THE GLOBAL RESPONSE
The global response to the genocide in Rwanda was relatively non-existant. Due to the ongoing conflict between the Hutu lead government and the Tutsi lead Rwandan Patriotic Front, the United Nations had a peace keeping force on the ground in Rwnada. As rumors of the impending genocide fell on the ears of UN leaders in Rwnada, a request to deploy more troops and resources, as well as to take decisive action against the possible perpetrators was made. Unfortunately, the leadership of the United Nations felt that this did not fall within the original mandate of peace keeping. As the situaiton worsened and the genocide began, the UN continued its policy of inaction, eventually pulling much of the UN forces out and leaving only 270 UN troops to defend the country.

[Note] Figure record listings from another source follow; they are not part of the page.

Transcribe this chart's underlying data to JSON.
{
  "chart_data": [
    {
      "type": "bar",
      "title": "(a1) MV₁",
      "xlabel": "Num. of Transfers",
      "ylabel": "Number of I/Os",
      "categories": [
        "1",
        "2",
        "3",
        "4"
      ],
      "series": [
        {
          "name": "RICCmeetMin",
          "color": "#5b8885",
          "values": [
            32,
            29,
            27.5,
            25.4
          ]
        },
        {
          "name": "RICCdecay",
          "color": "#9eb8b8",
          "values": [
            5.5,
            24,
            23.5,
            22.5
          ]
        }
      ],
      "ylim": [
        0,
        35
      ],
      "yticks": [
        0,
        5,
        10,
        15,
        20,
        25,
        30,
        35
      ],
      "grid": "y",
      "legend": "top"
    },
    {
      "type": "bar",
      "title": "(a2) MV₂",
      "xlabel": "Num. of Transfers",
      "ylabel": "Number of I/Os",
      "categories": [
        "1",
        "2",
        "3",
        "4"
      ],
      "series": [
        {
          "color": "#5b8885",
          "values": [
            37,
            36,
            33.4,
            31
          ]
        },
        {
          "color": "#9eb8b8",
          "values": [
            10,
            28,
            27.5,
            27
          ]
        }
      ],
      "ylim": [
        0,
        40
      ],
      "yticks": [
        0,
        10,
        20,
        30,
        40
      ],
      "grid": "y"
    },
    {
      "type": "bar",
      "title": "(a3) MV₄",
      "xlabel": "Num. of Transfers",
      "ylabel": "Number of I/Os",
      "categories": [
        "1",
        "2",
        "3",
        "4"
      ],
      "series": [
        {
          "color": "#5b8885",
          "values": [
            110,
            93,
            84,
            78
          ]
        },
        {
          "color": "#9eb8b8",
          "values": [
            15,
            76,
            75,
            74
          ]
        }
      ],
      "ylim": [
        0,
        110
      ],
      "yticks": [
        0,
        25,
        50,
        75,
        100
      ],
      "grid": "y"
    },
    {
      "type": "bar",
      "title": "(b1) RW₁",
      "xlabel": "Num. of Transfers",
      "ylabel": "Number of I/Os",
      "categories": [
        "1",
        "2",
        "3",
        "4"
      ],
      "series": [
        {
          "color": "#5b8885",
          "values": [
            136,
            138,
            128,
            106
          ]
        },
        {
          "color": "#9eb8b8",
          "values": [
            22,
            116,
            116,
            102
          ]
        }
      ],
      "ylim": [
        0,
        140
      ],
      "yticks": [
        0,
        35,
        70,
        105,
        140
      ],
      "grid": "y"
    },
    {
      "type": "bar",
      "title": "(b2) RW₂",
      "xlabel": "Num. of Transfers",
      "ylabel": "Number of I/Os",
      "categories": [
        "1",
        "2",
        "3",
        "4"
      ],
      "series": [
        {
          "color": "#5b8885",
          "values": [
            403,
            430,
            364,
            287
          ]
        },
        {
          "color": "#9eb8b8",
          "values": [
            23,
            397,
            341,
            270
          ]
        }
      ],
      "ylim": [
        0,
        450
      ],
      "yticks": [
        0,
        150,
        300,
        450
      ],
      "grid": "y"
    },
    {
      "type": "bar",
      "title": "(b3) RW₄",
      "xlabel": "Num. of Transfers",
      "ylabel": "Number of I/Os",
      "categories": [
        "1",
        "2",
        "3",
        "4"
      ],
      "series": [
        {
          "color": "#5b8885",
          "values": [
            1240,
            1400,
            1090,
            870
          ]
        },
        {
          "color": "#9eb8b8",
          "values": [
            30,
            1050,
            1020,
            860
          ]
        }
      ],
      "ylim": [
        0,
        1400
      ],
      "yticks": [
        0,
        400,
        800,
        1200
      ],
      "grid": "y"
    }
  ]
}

Despite the lack of support from the UN Security Council, the remaining UN troops on the ground in Rwnada did their best to save lives. Many UN officials used their power and connections to save thousands of lives. One Senegalese peacekeeper, Mbaye Diagne, drove 1,000 people through check points to safety. Others stood outside of churches where hundreds of Tutsi refugees hid; by simply guarding a door, the Interhamwe and other Hutu extremists simply did not try to trespass. Other individuals, those not involved with the UN, played their part to save lives in Rwanada as well. Carl Wilkens, then director of the Adventist Development and Relief Agency International, and the only American to stay in Rwanda during the genocide, worked to save hundreds of orphans from various orphanages in an around Kigali. Philippe Gaillard, head of the Red Cross relief efforts in Rwanda during the genocide, made public to the international community stories of the attrocities that were occurring throughout Rwanda. This act of bravery resulted in the ability of the Red Cross to move freely throughout Rwanda during the genocide. The acts of courage displayed by the UN officials in Rwanda, as well as those engaged in by other individuals, show us the importance of taking action and not being a bystander and a witness to genocide.